The following points should be considered as mitigation rather than PI factors tending against prosecution:
- The fact that the suspect had the dog put down immediately after the incident – although this could demonstrate genuine remorse, and an acknowledgement of the risk that the dog posed to others, it could equally be a cynical action on the part of the suspect.
- The emotional impact / significant personal loss / life-long consequences suffered by the suspect due to losing a loved one and being responsible for that loss.
Prosecutors are reminded that each individual case must be considered on its own particular set of facts and its own merits.
As a general principle, lower levels of culpability and risk would be unlikely to lead to a prosecution, whereas higher level of blameworthiness and danger to the public would be more likely to lead to a prosecution.
The 2014 Act increased the maximum penalties for aggravated offences under section 3 of the 1991 Act to14 years’ imprisonment where the death of a person is involved.
The dog itself is likely to have been destroyed but there is always a risk that the suspect may offend again and the need for ancillary orders prohibiting the keeping of dogs in future is an important consideration. Prosecutors should remind the court to consider disqualifying the defendant from having custody of a dog for a period of time and should remind the court that a Destruction Order in relation to the dog must be considered.
Proceedings for a civil complaint under section 2 of the Dogs Act 1871 must be issued within six months.
Proceedings for a section 1 offence or simple section 3 offence are summary only.
An injury to an assistance dog may result in the victim being without their ‘lifeline’.
Where the police are notified of a crime involving an attack on an assistance dog, the police will identify the victim as ‘vulnerable’, in accordance with the Victims’ Code of Practice.
Dog attacks on assistance dogs may also be considered to be hate crime. In such cases, the police should be requested to provide a victim personal statement.
Gang members often breed dangerous dog to facilitate drug deals and debt collection, as well as enhance the gang’s image.
Prosecutors should ask the police whether they or a local authority have applied for a Gang Injunction to prohibit the individual from being in charge of a particular type of dog or from being in a particular place with a particular dog.
Where the police / local authority has applied for a Gang Injunction, prosecutors should be alert to possible disclosure implications. For example, evidence may be called at an injunction hearing which overlaps with evidence in the criminal proceedings.
Where the dog is used in the commission of any offence, it is subject to forfeiture by the courts under sections 152 - 155 of the Sentencing Act 2020 (which applies to all convictions on or after 1 December 2020). Prosecutors should consider an application to forfeit the dog in suitable cases.

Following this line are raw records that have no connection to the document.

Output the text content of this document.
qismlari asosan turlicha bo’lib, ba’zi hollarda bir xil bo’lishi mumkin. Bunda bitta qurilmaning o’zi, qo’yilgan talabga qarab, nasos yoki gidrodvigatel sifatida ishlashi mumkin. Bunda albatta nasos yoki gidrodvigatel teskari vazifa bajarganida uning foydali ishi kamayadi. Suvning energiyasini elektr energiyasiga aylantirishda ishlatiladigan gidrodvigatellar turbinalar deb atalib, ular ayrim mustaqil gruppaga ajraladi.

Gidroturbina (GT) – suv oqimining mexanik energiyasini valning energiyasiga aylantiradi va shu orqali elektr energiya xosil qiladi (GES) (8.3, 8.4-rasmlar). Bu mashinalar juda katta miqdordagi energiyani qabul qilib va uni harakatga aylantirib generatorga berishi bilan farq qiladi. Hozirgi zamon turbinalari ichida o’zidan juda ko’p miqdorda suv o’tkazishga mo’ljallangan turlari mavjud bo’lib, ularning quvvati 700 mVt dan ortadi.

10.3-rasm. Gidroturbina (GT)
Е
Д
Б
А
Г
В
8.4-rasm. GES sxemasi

The police will normally provide an expedited streamlined forensic report on the dog type and will almost certainly be the prosecution expert witness. Where the police are not the prosecution’s expert witness, they will identify an expert witness from a suitable organisation.
Criminal Procedure Rules Part 19 concern expert evidence. Part 19 applies where a party wants to introduce expert opinion evidence.
Prosecutors should note that Criminal Procedure Rules 19.6 applies where one or more parties wants to introduce expert evidence, and identifies that the court may direct the experts to-
- discuss the expert issues in the proceedings; and
- prepare a statement for the court of the matters on which they agree and disagree, giving their reasons.
Prosecutors should remind the court of the costs incurred by kennelling the dog. The court should be requested to expedite the case in order to minimise the kennelling costs.
Most police forces have a trained Dog Legislation Officer (DLO) or an officer trained in dog-related legislation with a good knowledge of the identification of the prohibited types of dogs.
Prosecutors should note that it is advisable that a DLO attends relevant court hearings and, in particular, attends the sentencing hearing. The DLO will be able to provide immediate information about the prohibited type of dog and, if provided with the defence report in advance of the hearing, is likely to be able to prepare a critique. The DLO will also be able to answer any questions the court may have about the dog, as well as make arrangements to release the dog from kennels should the relevant charge be discontinued.
Prosecutors should record the request for the DLO to attend court on the MG3. The DLO should be given sufficient advance notice of the court hearing date.
Issues about the identification / type of dog should be identified at the first hearing.
Where the defence challenge the identification / type of dog, the court may direct the experts to serve a statement on what they agree and what they do not agree (Criminal Procedure Rule 19.6 refers). See Expert Witnesses.
Prosecutors should not prejudge the outcome of a trial where there is conflicting expert evidence in relation to the identification of the type of dog. Only where there is a Code test failure should the case be stopped prior to trial.
The prosecutor must be able to assist the court to reach the correct sentence by providing details of the offence (including the Victim Personal Statement), relevant authorities, and drawing attention to the Sentencing Council Guidelines.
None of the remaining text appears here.